Bullae are usually small.  This one measures a mere 2/5” wide.  The back of the bulla still bears the imprint of the papyrus it once sealed, as well as the double string which held it together.  It even contains a fingerprint on the left edge.  Like many bullae, it was preserved due to fire.  When a city was burned by an invading army, it would cause the destruction of most artifacts, but would cause the bullae to be preserved.  Just as in a kiln, these bullae were baked to perfection.

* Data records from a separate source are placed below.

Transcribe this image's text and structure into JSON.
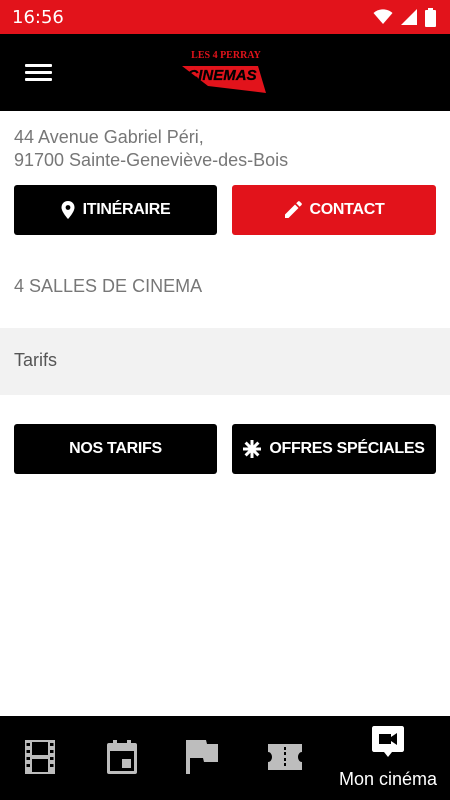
{
  "status_bar": {
    "time": "16:56",
    "icons": [
      "wifi-icon",
      "signal-icon",
      "battery-icon"
    ]
  },
  "app_bar": {
    "logo_top": "LES 4 PERRAY",
    "logo_main": "CINEMAS",
    "menu_icon": "hamburger-menu-icon"
  },
  "address": {
    "line1": "44 Avenue Gabriel Péri,",
    "line2": "91700 Sainte-Geneviève-des-Bois"
  },
  "actions": {
    "itinerary_label": "ITINÉRAIRE",
    "itinerary_icon": "location-pin-icon",
    "contact_label": "CONTACT",
    "contact_icon": "pencil-icon"
  },
  "salles_text": "4 SALLES DE CINEMA",
  "tarifs": {
    "title": "Tarifs",
    "nos_tarifs_label": "NOS TARIFS",
    "offres_label": "OFFRES SPÉCIALES",
    "offres_icon": "asterisk-icon"
  },
  "bottom_nav": {
    "items": [
      {
        "icon": "film-strip-icon",
        "label": ""
      },
      {
        "icon": "calendar-icon",
        "label": ""
      },
      {
        "icon": "flag-icon",
        "label": ""
      },
      {
        "icon": "ticket-icon",
        "label": ""
      },
      {
        "icon": "video-camera-icon",
        "label": "Mon cinéma",
        "active": true
      }
    ]
  },
  "colors": {
    "brand_red": "#e2131b",
    "black": "#000000",
    "text_gray": "#777777",
    "band_gray": "#f2f2f2",
    "inactive_icon": "#bdbdbd"
  }
}
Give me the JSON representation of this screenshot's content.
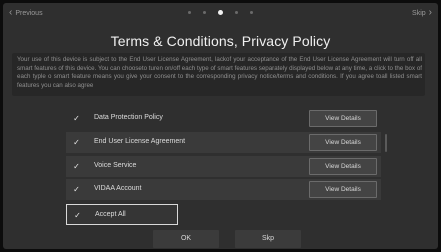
{
  "nav": {
    "previous": "Previous",
    "skip": "Skip"
  },
  "title": "Terms & Conditions, Privacy Policy",
  "terms_text": "Your use of this device is subject to the End User License Agreement, lackof your acceptance of the End User License Agreement will turn off all smart features of this device. You can chooseto turen on/off each type of smart features separately displayed below at any time, a click to the box of each typle o smart feature means you give your consent to the corresponding privacy notice/terms and conditions. If you agree toall listed smart features you can also agree",
  "pagination": {
    "total": 5,
    "active": 2
  },
  "items": [
    {
      "label": "Data Protection Policy",
      "checked": true,
      "button": "View Details"
    },
    {
      "label": "End User License Agreement",
      "checked": true,
      "button": "View Details"
    },
    {
      "label": "Voice Service",
      "checked": true,
      "button": "View Details"
    },
    {
      "label": "VIDAA Account",
      "checked": true,
      "button": "View Details"
    }
  ],
  "accept_all": {
    "label": "Accept All",
    "checked": true
  },
  "buttons": {
    "ok": "OK",
    "skip": "Skp"
  },
  "icons": {
    "prev": "chevron-left-icon",
    "next": "chevron-right-icon",
    "check": "checkmark-icon"
  }
}
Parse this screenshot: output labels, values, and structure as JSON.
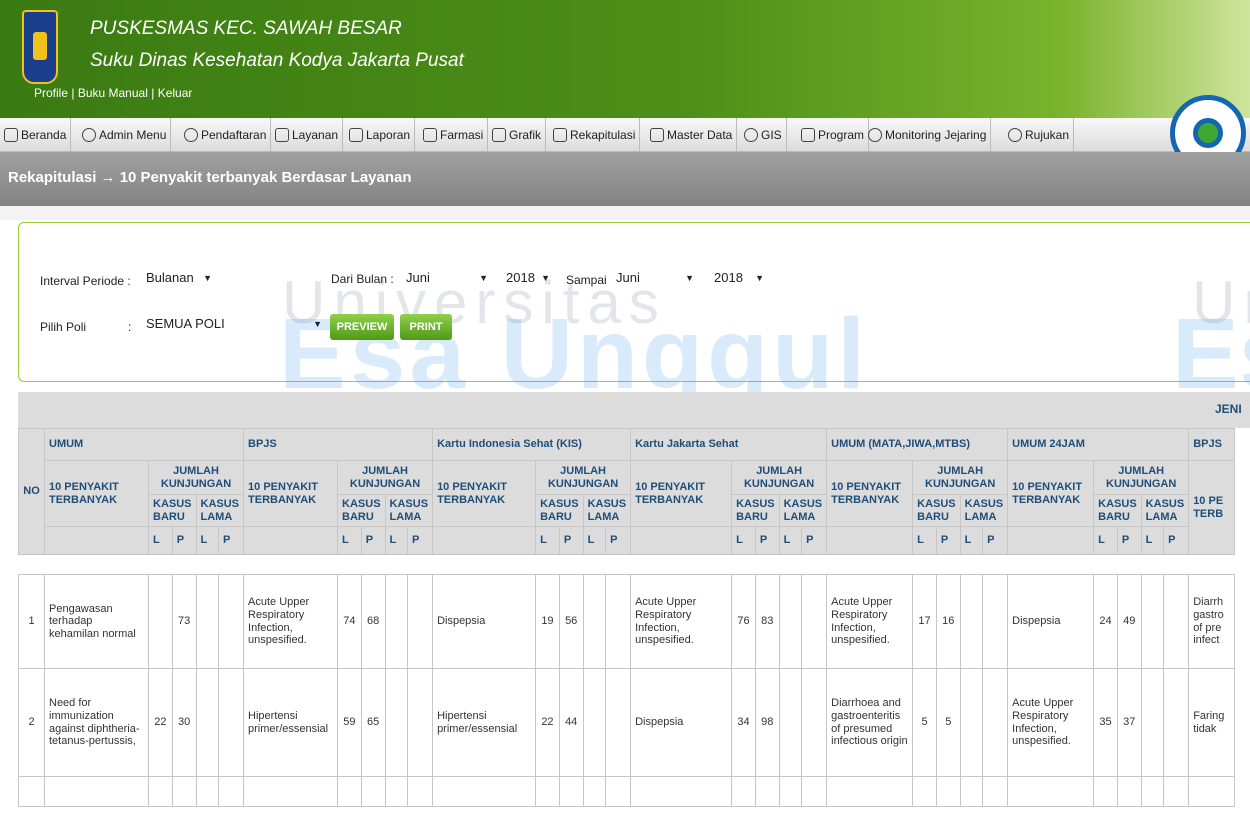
{
  "header": {
    "title": "PUSKESMAS KEC. SAWAH BESAR",
    "subtitle": "Suku Dinas Kesehatan Kodya Jakarta Pusat",
    "links": [
      "Profile",
      "|",
      "Buku Manual",
      "|",
      "Keluar"
    ]
  },
  "nav": [
    "Beranda",
    "Admin Menu",
    "Pendaftaran",
    "Layanan",
    "Laporan",
    "Farmasi",
    "Grafik",
    "Rekapitulasi",
    "Master Data",
    "GIS",
    "Program",
    "Monitoring Jejaring",
    "Rujukan"
  ],
  "page_title": "Rekapitulasi → 10 Penyakit terbanyak Berdasar Layanan",
  "filter": {
    "interval_label": "Interval Periode :",
    "interval": "Bulanan",
    "dari_label": "Dari Bulan :",
    "dari_bulan": "Juni",
    "dari_tahun": "2018",
    "sampai_label": "Sampai",
    "sampai_bulan": "Juni",
    "sampai_tahun": "2018",
    "poli_label": "Pilih Poli",
    "poli_colon": ":",
    "poli": "SEMUA POLI",
    "preview": "PREVIEW",
    "print": "PRINT"
  },
  "watermark": {
    "line1": "Universitas",
    "line2": "Esa Unggul",
    "line3": "Uni",
    "line4": "Es"
  },
  "table": {
    "jenis": "JENI",
    "no": "NO",
    "groups": [
      "UMUM",
      "BPJS",
      "Kartu Indonesia Sehat (KIS)",
      "Kartu Jakarta Sehat",
      "UMUM (MATA,JIWA,MTBS)",
      "UMUM 24JAM",
      "BPJS"
    ],
    "col_penyakit": "10 PENYAKIT TERBANYAK",
    "col_penyakit_cut": "10 PE TERB",
    "jumlah": "JUMLAH KUNJUNGAN",
    "baru": "KASUS BARU",
    "lama": "KASUS LAMA",
    "L": "L",
    "P": "P",
    "rows": [
      {
        "no": "1",
        "cells": [
          [
            "Pengawasan terhadap kehamilan normal",
            "",
            "73"
          ],
          [
            "Acute Upper Respiratory Infection, unspesified.",
            "74",
            "68"
          ],
          [
            "Dispepsia",
            "19",
            "56"
          ],
          [
            "Acute Upper Respiratory Infection, unspesified.",
            "76",
            "83"
          ],
          [
            "Acute Upper Respiratory Infection, unspesified.",
            "17",
            "16"
          ],
          [
            "Dispepsia",
            "24",
            "49"
          ]
        ],
        "last": "Diarrh gastro of pre infect"
      },
      {
        "no": "2",
        "cells": [
          [
            "Need for immunization against diphtheria-tetanus-pertussis,",
            "22",
            "30"
          ],
          [
            "Hipertensi primer/essensial",
            "59",
            "65"
          ],
          [
            "Hipertensi primer/essensial",
            "22",
            "44"
          ],
          [
            "Dispepsia",
            "34",
            "98"
          ],
          [
            "Diarrhoea and gastroenteritis of presumed infectious origin",
            "5",
            "5"
          ],
          [
            "Acute Upper Respiratory Infection, unspesified.",
            "35",
            "37"
          ]
        ],
        "last": "Faring tidak"
      }
    ]
  }
}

Many bullae have been discovered.  What makes this bulla remarkable is its inscription.  It reads: “Belonging to Ahaz (son of) Yehotam, King of Judah.”  Given the process that created and preserves bullae, they are virtually impossible to forge, so most scholars believe this bulla to be authentic.  It bears the seal[1] of King Ahaz of Judah, who ruled from 732-716 BC.

Significance:

  1. This is another extra-biblical confirmation of the existence of King Ahaz.
  2. This find puts us in much closer touch to the Biblical king than a mere mention of his name in extra-biblical documents/artifacts.  This was the seal he himself used to certify official court documents!
  3. It is possible that the fingerprint is that of Ahaz himself.  If so, it would be the only fingerprint evidence of a Biblical king.

[1]Around the edge of the bulla is a 1mm thick groove, indicating that the seal which made the impression was encased in a ring or pendant.